Other groups participating in the new initiative include the MacArthur Foundation and the Rockefeller Foundation.

Assistance to indigenous people

The funds will mainly help indigenous people living in forests, including helping them obtain title to the land on which they live.

"Companies come to our village, to our forests and say," You have to leave because I have the government license, "said Rukka Sombolinggi, who heads the Alliance of Indigenous Peoples of the Archipelago (AMAN), based in Indonesia.

The world is losing the equivalent of 50 football fields every minute, the organizers said.

Yet forests absorb a third of the annual greenhouse gas emissions from global warming – and these emissions need to be drastically reduced to meet the goals set in the Paris Agreement.
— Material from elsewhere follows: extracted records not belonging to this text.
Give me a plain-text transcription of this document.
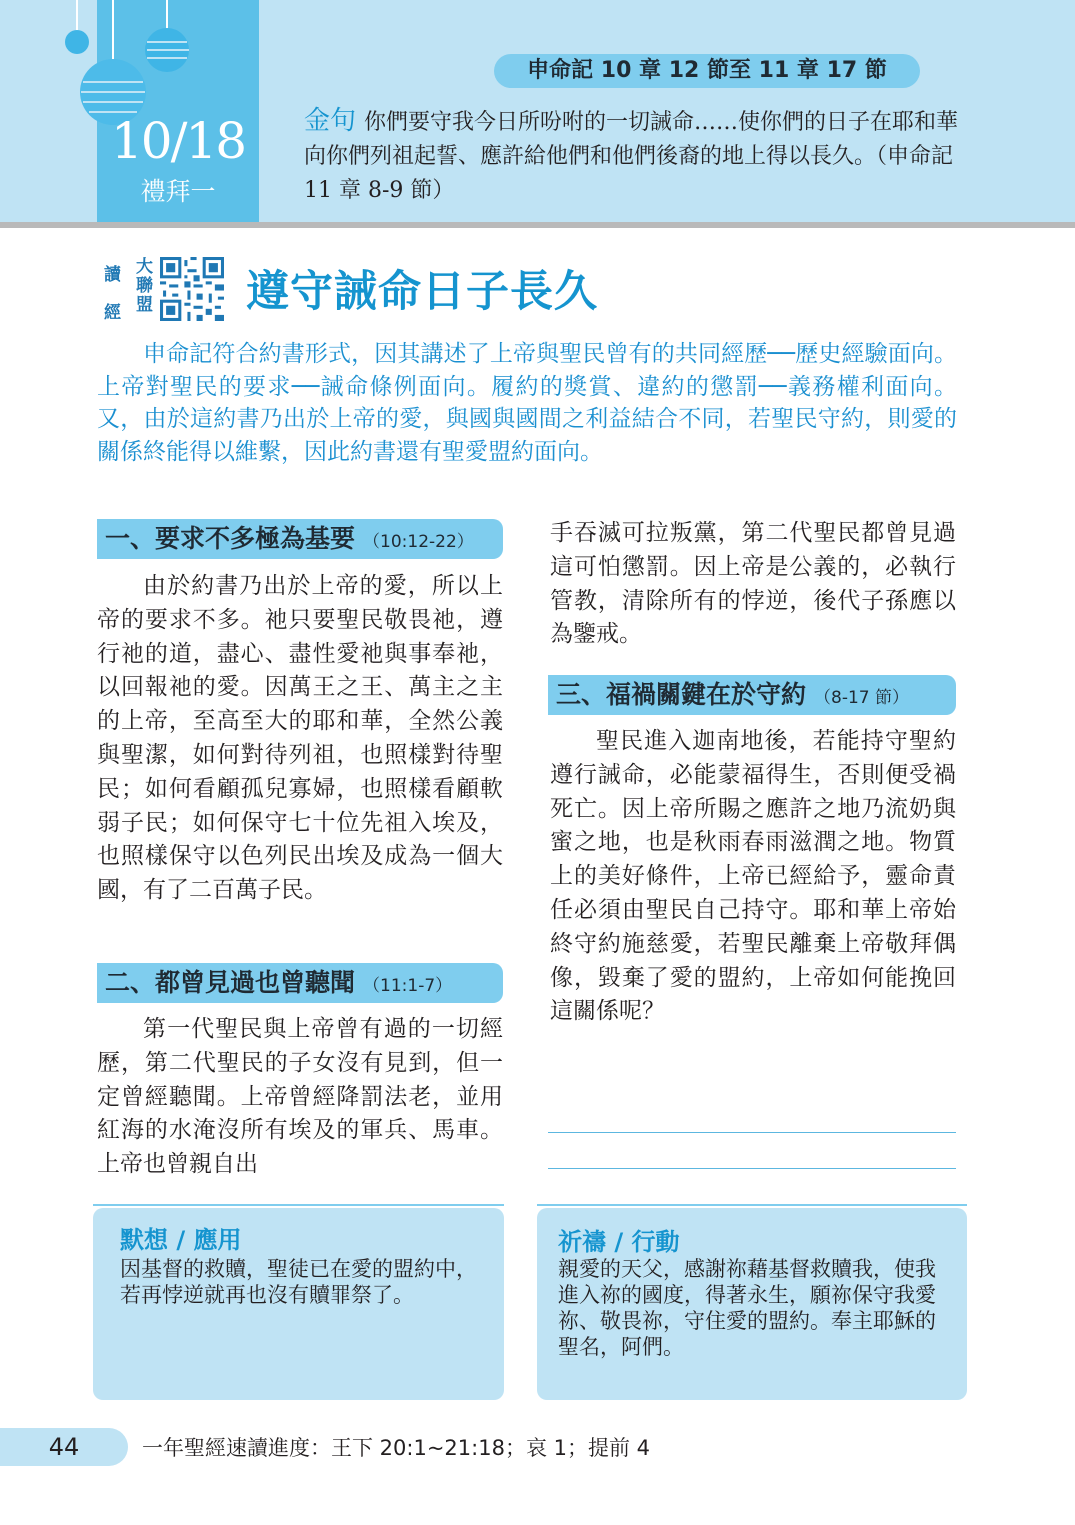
10/18
禮拜一
申命記 10 章 12 節至 11 章 17 節
金句 你們要守我今日所吩咐的一切誡命……使你們的日子在耶和華向你們列祖起誓、應許給他們和他們後裔的地上得以長久。（申命記 11 章 8-9 節）
讀
經
大聯盟 遵守誡命日子長久

申命記符合約書形式，因其講述了上帝與聖民曾有的共同經歷──歷史經驗面向。上帝對聖民的要求──誡命條例面向。履約的獎賞、違約的懲罰──義務權利面向。又，由於這約書乃出於上帝的愛，與國與國間之利益結合不同，若聖民守約，則愛的關係終能得以維繫，因此約書還有聖愛盟約面向。

一、要求不多極為基要 （10:12-22）

由於約書乃出於上帝的愛，所以上帝的要求不多。祂只要聖民敬畏祂，遵行祂的道，盡心、盡性愛祂與事奉祂，以回報祂的愛。因萬王之王、萬主之主的上帝，至高至大的耶和華，全然公義與聖潔，如何對待列祖，也照樣對待聖民；如何看顧孤兒寡婦，也照樣看顧軟弱子民；如何保守七十位先祖入埃及，也照樣保守以色列民出埃及成為一個大國，有了二百萬子民。

二、都曾見過也曾聽聞 （11:1-7）

第一代聖民與上帝曾有過的一切經歷，第二代聖民的子女沒有見到，但一定曾經聽聞。上帝曾經降罰法老，並用紅海的水淹沒所有埃及的軍兵、馬車。上帝也曾親自出

手吞滅可拉叛黨，第二代聖民都曾見過這可怕懲罰。因上帝是公義的，必執行管教，清除所有的悖逆，後代子孫應以為鑒戒。

三、福禍關鍵在於守約 （8-17 節）

聖民進入迦南地後，若能持守聖約遵行誡命，必能蒙福得生，否則便受禍死亡。因上帝所賜之應許之地乃流奶與蜜之地，也是秋雨春雨滋潤之地。物質上的美好條件，上帝已經給予，靈命責任必須由聖民自己持守。耶和華上帝始終守約施慈愛，若聖民離棄上帝敬拜偶像，毀棄了愛的盟約，上帝如何能挽回這關係呢？

默想 / 應用

因基督的救贖，聖徒已在愛的盟約中，若再悖逆就再也沒有贖罪祭了。

祈禱 / 行動

親愛的天父，感謝祢藉基督救贖我，使我進入祢的國度，得著永生，願祢保守我愛祢、敬畏祢，守住愛的盟約。奉主耶穌的聖名，阿們。

44	一年聖經速讀進度：王下 20:1~21:18；哀 1；提前 4
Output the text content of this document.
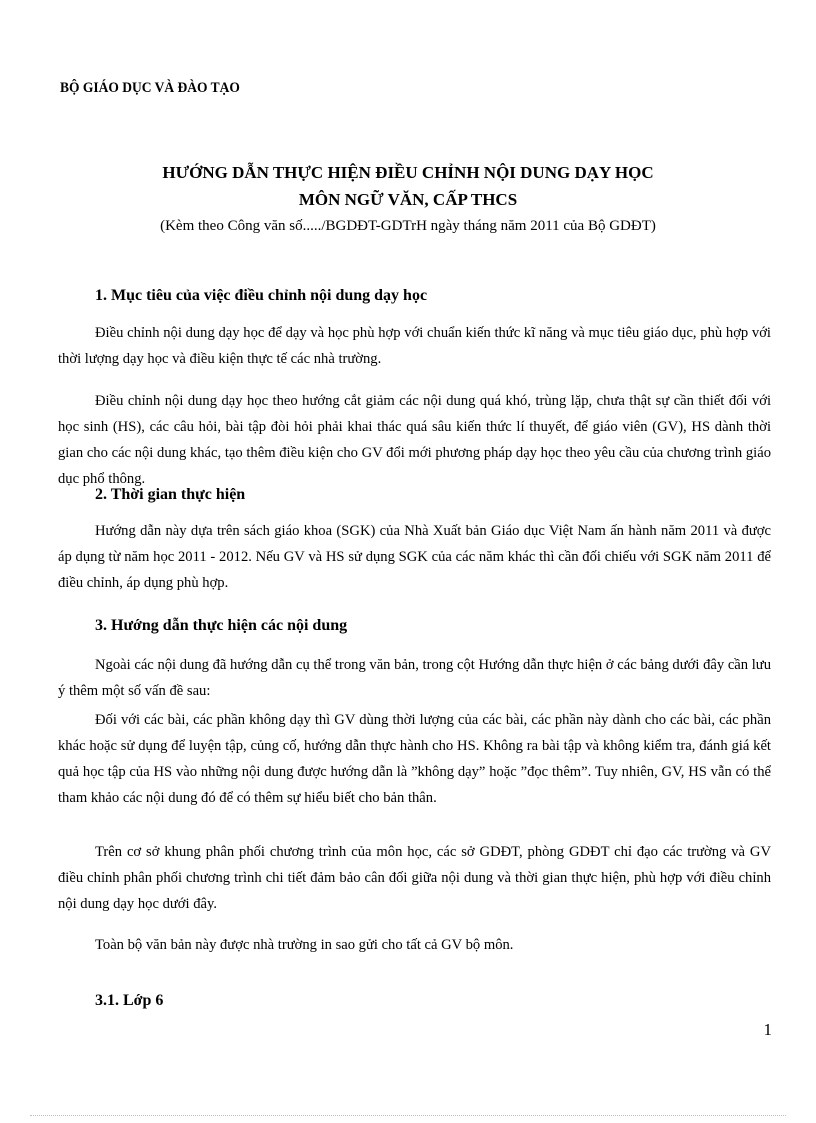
BỘ GIÁO DỤC VÀ ĐÀO TẠO
HƯỚNG DẪN THỰC HIỆN ĐIỀU CHỈNH NỘI DUNG DẠY HỌC
MÔN NGỮ VĂN, CẤP THCS
(Kèm theo Công văn số...../BGDĐT-GDTrH ngày tháng năm 2011 của Bộ GDĐT)
1. Mục tiêu của việc điều chỉnh nội dung dạy học
Điều chỉnh nội dung dạy học để dạy và học phù hợp với chuẩn kiến thức kĩ năng và mục tiêu giáo dục, phù hợp với thời lượng dạy học và điều kiện thực tế các nhà trường.
Điều chỉnh nội dung dạy học theo hướng cắt giảm các nội dung quá khó, trùng lặp, chưa thật sự cần thiết đối với học sinh (HS), các câu hỏi, bài tập đòi hỏi phải khai thác quá sâu kiến thức lí thuyết, để giáo viên (GV), HS dành thời gian cho các nội dung khác, tạo thêm điều kiện cho GV đổi mới phương pháp dạy học theo yêu cầu của chương trình giáo dục phổ thông.
2. Thời gian thực hiện
Hướng dẫn này dựa trên sách giáo khoa (SGK) của Nhà Xuất bản Giáo dục Việt Nam ấn hành năm 2011 và được áp dụng từ năm học 2011 - 2012. Nếu GV và HS sử dụng SGK của các năm khác thì cần đối chiếu với SGK năm 2011 để điều chỉnh, áp dụng phù hợp.
3. Hướng dẫn thực hiện các nội dung
Ngoài các nội dung đã hướng dẫn cụ thể trong văn bản, trong cột Hướng dẫn thực hiện ở các bảng dưới đây cần lưu ý thêm một số vấn đề sau:
Đối với các bài, các phần không dạy thì GV dùng thời lượng của các bài, các phần này dành cho các bài, các phần khác hoặc sử dụng để luyện tập, củng cố, hướng dẫn thực hành cho HS. Không ra bài tập và không kiểm tra, đánh giá kết quả học tập của HS vào những nội dung được hướng dẫn là ”không dạy” hoặc ”đọc thêm”. Tuy nhiên, GV, HS vẫn có thể tham khảo các nội dung đó để có thêm sự hiểu biết cho bản thân.
Trên cơ sở khung phân phối chương trình của môn học, các sở GDĐT, phòng GDĐT chỉ đạo các trường và GV điều chỉnh phân phối chương trình chi tiết đảm bảo cân đối giữa nội dung và thời gian thực hiện, phù hợp với điều chỉnh nội dung dạy học dưới đây.
Toàn bộ văn bản này được nhà trường in sao gửi cho tất cả GV bộ môn.
3.1. Lớp 6
1
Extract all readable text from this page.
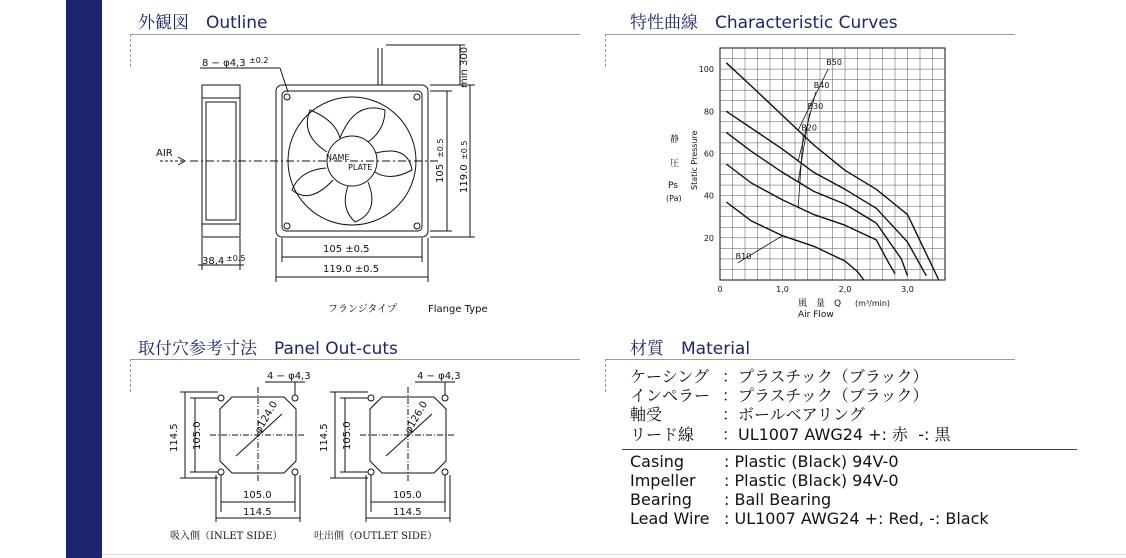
外観図　Outline	特性曲線　Characteristic Curves
取付穴参考寸法　Panel Out-cuts	材質　Material
8 − φ4,3 ±0.2	min 300
AIR
38,4 ±0.5
105 ±0.5
119.0 ±0.5
105
±0.5
119.0
±0.5
NAME
PLATE
フランジタイプ	Flange Type
20
40
60
80
100
0	1,0	2,0	3,0
B50
B40
B30
B20
B10
静
圧
Ps
(Pa)
Static Pressure
風　量　Q (m³/min)
Air Flow
4 − φ4,3	4 − φ4,3
φ124.0	φ126.0
114.5 105.0	114.5 105.0
105.0
114.5
105.0
114.5
吸入側（INLET SIDE）	吐出側（OUTLET SIDE）
ケーシング ：プラスチック（ブラック）
インペラー ：プラスチック（ブラック）
軸受	：ボールベアリング
リード線 ：UL1007 AWG24 +: 赤  -: 黒
Casing : Plastic (Black) 94V-0
Impeller : Plastic (Black) 94V-0
Bearing : Ball Bearing
Lead Wire : UL1007 AWG24 +: Red, -: Black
The Paris Climate Agreement, adopted by nearly 200 countries in 2015, aims to limit warming to "well below" a rise of 2 degrees Celsius (3.6 Fahrenheit) over the preindustrial period. degrees C.

The three-day World Climate Action Summit was organized by the California authorities and the United Nations to support the leadership of mayors, governors and other sub-national authorities in the fight against climate change. against climate change.